São quatro e meia da madrugada. Fui vencido pelo convite pacífico das palavras que não param de dançar em mim. São palavras de resistência cúmplice. Sensações insones de urgências calmas. Mas tenazes. Como de costume sei de onde vêem as palavras embora não as perceba em toda a extensão dos sentidos. Como alguém que ouve seu nome no meio de uma multidão. Na cegueira do excesso. Quando se permite silenciar por dentro acha – finalmente – a fonte do chamado. Sei por exemplo que são palavras que começaram a navegar em mim quando me aproximei do novo espetáculo da Cia da Arte Andanças – Os Tempos. Inicialmente como fotógrafo. Hoje (algumas horas atrás) como andarilho – ou como alguém na multidão chamaria de platéia. Que novos passos são esses que meu caminhar está descobrindo?

O que está em cena em Os Tempos é o poder de um ato de resistência cúmplice. Subversão absoluta das expectativas belicosas. Trata-se de resistir com não resistir contra (nas palavras-síntese da coreógrafa Andréa Bardawil). Ilhas de afeto conectadas formando um interminável arquipélago de intimidades compartilhadas. Ilhas móveis que não se importam de fluir se aproximando ou distanciando-se de continentes materiais. Ilhas de afeto como fronts para uma Batalha Sutil. Como se numa Guerrilha Branda os intérpretes-criadores Possidônio Montenegro, Sâmia Bittencourt e Márcio Medeiros convocam afetos para afirmar a vida como instância do possível. Em cena figuras e circunstâncias são apresentadas e logo se fragmentam em totalidades sugeridas. A cumplicidade com o público não se dá por negociação. Nem por imposição. Nem por circunstância. É cumplicidade baseada na entrega e no desejo de retribuição. É uma irresistível vontade de juntar-se à caminhada do Andarilho Existencial – para quem a vida inteira é descoberta em cada passo. Em cada descanso. Em cada recomeço.

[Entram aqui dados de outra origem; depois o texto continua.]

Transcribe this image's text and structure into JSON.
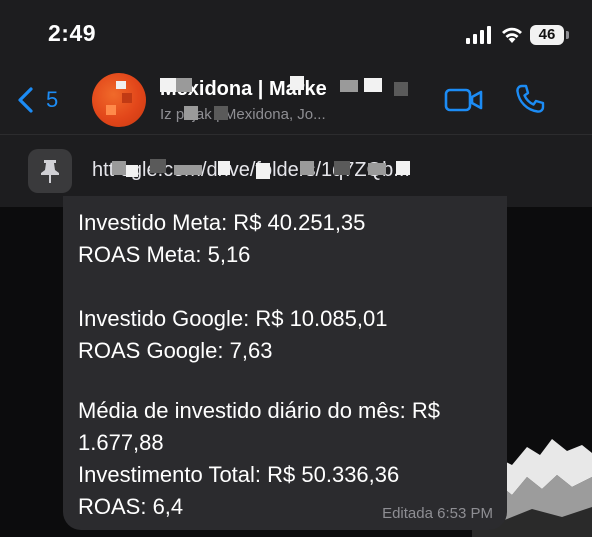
{
  "status_bar": {
    "time": "2:49",
    "battery": "46"
  },
  "header": {
    "back_count": "5",
    "contact_name": "Mexidona | Marke",
    "contact_subtitle": "Iz                pejak | Mexidona, Jo..."
  },
  "pinned": {
    "text": "htt              ogle.com/drive/folders/1q7ZQb..."
  },
  "message": {
    "lines": [
      "Investido Meta: R$ 40.251,35",
      "ROAS Meta: 5,16",
      "Investido Google: R$ 10.085,01",
      "ROAS Google: 7,63",
      "Média de investido diário do mês: R$",
      "1.677,88",
      "Investimento Total: R$ 50.336,36",
      "ROAS:  6,4"
    ],
    "edited_label": "Editada",
    "timestamp": "6:53 PM"
  },
  "colors": {
    "accent": "#1c8cf5",
    "header_bg": "#1d1d1f",
    "bubble_bg": "#2b2b2e",
    "meta_text": "#8e8e93"
  }
}
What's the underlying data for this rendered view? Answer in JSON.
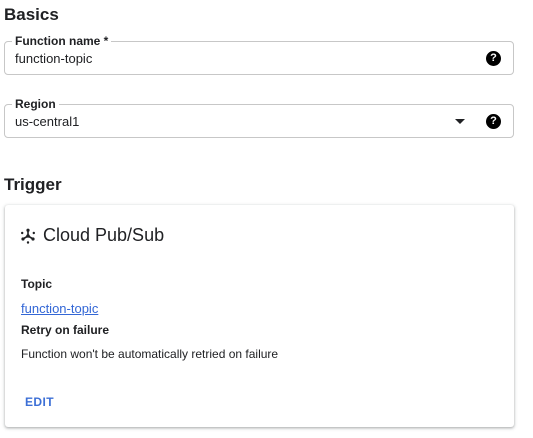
{
  "basics": {
    "title": "Basics",
    "function_name": {
      "label": "Function name *",
      "value": "function-topic"
    },
    "region": {
      "label": "Region",
      "value": "us-central1"
    },
    "help_glyph": "?"
  },
  "trigger": {
    "title": "Trigger",
    "card": {
      "icon": "pubsub-icon",
      "title": "Cloud Pub/Sub",
      "topic_label": "Topic",
      "topic_value": "function-topic",
      "retry_label": "Retry on failure",
      "retry_description": "Function won't be automatically retried on failure",
      "edit_label": "EDIT"
    }
  },
  "colors": {
    "link": "#3367d6",
    "edit": "#3c6fd6",
    "text": "#202124",
    "border": "#c7c7c7"
  }
}
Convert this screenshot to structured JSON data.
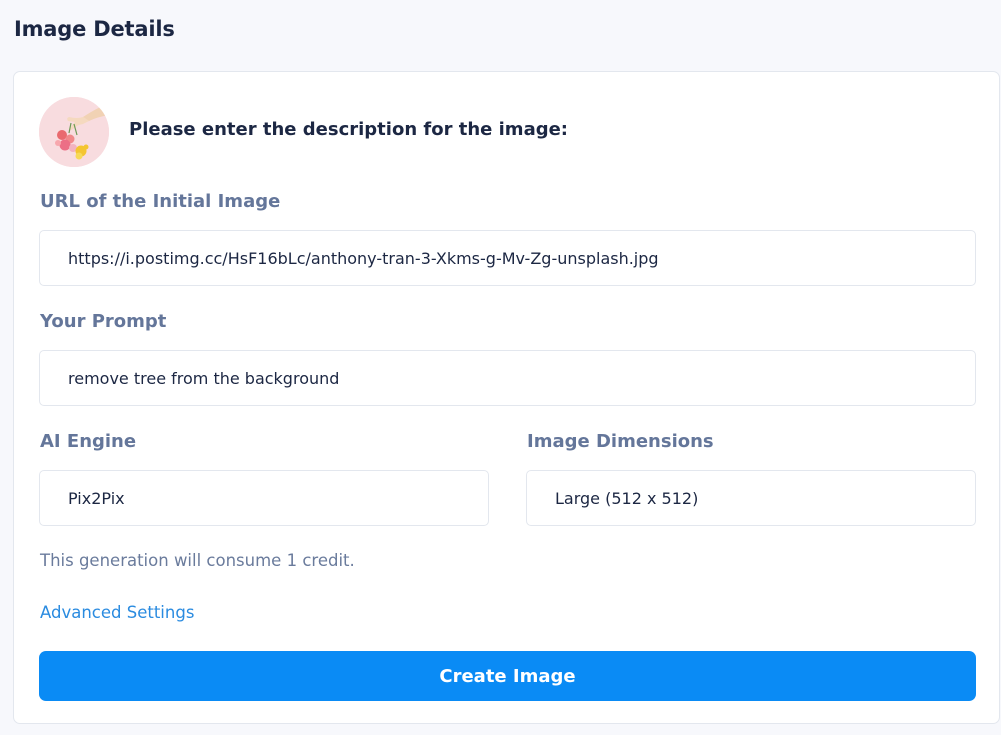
{
  "page": {
    "title": "Image Details"
  },
  "card": {
    "heading": "Please enter the description for the image:",
    "avatar_icon": "hand-with-flowers-icon"
  },
  "fields": {
    "url": {
      "label": "URL of the Initial Image",
      "value": "https://i.postimg.cc/HsF16bLc/anthony-tran-3-Xkms-g-Mv-Zg-unsplash.jpg"
    },
    "prompt": {
      "label": "Your Prompt",
      "value": "remove tree from the background"
    },
    "engine": {
      "label": "AI Engine",
      "value": "Pix2Pix"
    },
    "dimensions": {
      "label": "Image Dimensions",
      "value": "Large (512 x 512)"
    }
  },
  "credit_note": "This generation will consume 1 credit.",
  "advanced_settings_label": "Advanced Settings",
  "create_button_label": "Create Image",
  "colors": {
    "accent": "#0a8bf5",
    "link": "#2a8be0",
    "heading": "#1c2743",
    "label": "#64769a"
  }
}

Todo o universo convocado por Os Tempos cabe numa sala (a mesma sala onde acontecem os ensaios). Na construção estética da Cia da Arte Andanças um teatro convencional – com sua topográfica polarizada entre distâncias: palco e platéia – não daria conta da complexidade das relações estabelecidas pelos movimentos ora expansivos ora minuciosos. Tampouco estabeleceria a suspensão assinalada nas cenas e conexões. Movimento como confissão. Dança como afirmação do sendo. Urgência de calmaria.

Uma sala. Gosto da idéia de uma sala de bem-estar. Sem outros status solicitados além da necessidade da minha presença. Estar inteiro ali. Estar inteiro aqui. Estar inteiro em mim. A ausência de distâncias protocolares faz com que bailarinos e público se tornem um todo dançante. Quantas revoluções desarmadas podem nascer de situações com tal intensidade? Que política íntima está em jogo quando se compreende que para além do vivido existe um imenso campo de possíveis? Que jugo persiste sobre um corpo livre?

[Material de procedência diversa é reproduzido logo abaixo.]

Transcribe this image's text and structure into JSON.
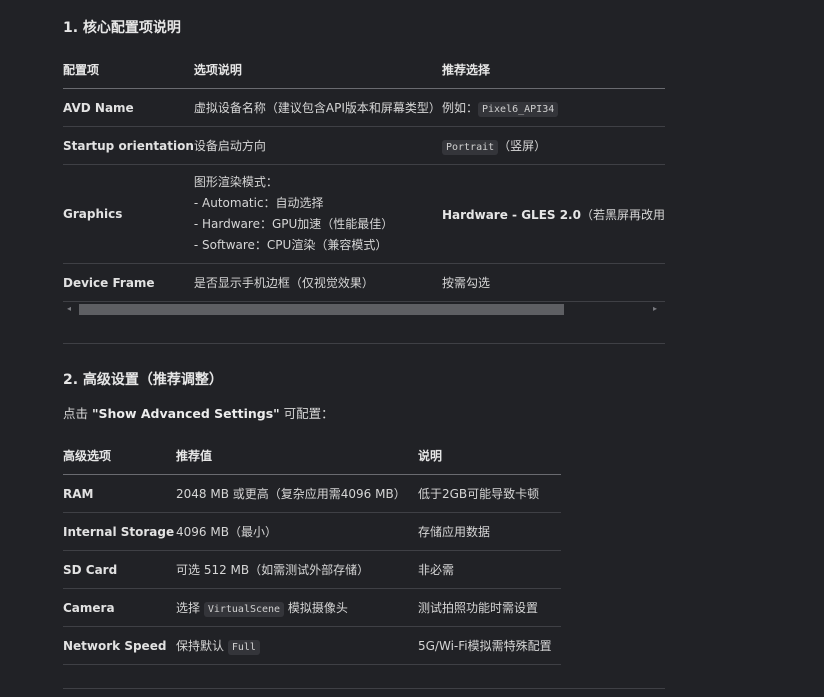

Caminho devagar. O dia amanhece. Meus tempos estão em paz. Danço com as palavras. Com o ar que respiro. Com quem quiser comigo dançar.

Sou dos que fazem parte da Guerrilha Branda. Não há caminho que não possa caminhar.

Paulo Amoreira

foto: paulo amoreira

De algo que as palavras não dão conta, é no que nos detemos com este trabalho.

Do que se trata viver? Do que se trata estar vivo e passar pela vida?

Não são poucas as vezes em que nos abate a paralisia, diante da inabilidade de lidar com o imponderável. Existem uns que ali permanecem, desistidos, em tempos de um não discernimento da vida, dos valores, do que pode valer a pena num regime de economia, distendido ao máximo alcance: pouco movimento, poucos desejos, poucos sonhos, pouco esforço. E existem os que passam, os que simplesmente andam em tempos outros, alheios à aceleração vertiginosa dos dias e das coisas de agora.

Ganhar espaço por dentro exige discrição. Ter coragem exige muita concentração.

Sutil diferença do tempo de economia: mínimo de movimento com o máximo de esforço. A construção de tempos outros: alquimia refinada, a de inverter polaridades internamente, transformando a dor em seiva que nutre.

E eis que me vem uma palavra, que passa a andar comigo, infalivelmente, nos meus passeios silenciosos: resignação…

O que é, onde está?

Passamos então a seguir seus rastros: oriente e ocidente, deserto e caatinga. O que age e o que espera? Para muitos, estado de acomodação passiva do qual se precisa sair. Para outros, tradições religiosas e espiritualistas de um mundo em estado de desagregação, virtude ativa e condição necessária para a conquista da felicidade, estado ao qual se precisa chegar.

Roland Barthes nos lembra, em O Neutro, o que os japoneses chamam de sabi: “simplicidade, naturalidade, não-conformismo, refinamento, liberdade, familiaridade estranhamente mitigada com desinteresse, banalidade cotidiana requintadamente velada de interioridade transcendental.”

De onde se parte e aonde se chega?

Este espetáculo diz respeito a uma forma de estar no mundo, algo que nos interessa observar, pensar e experimentar. Fé, força interior, resignação, capacidade de resistência, qualidade de resistir, neutro, princípio de delicadeza. O que for.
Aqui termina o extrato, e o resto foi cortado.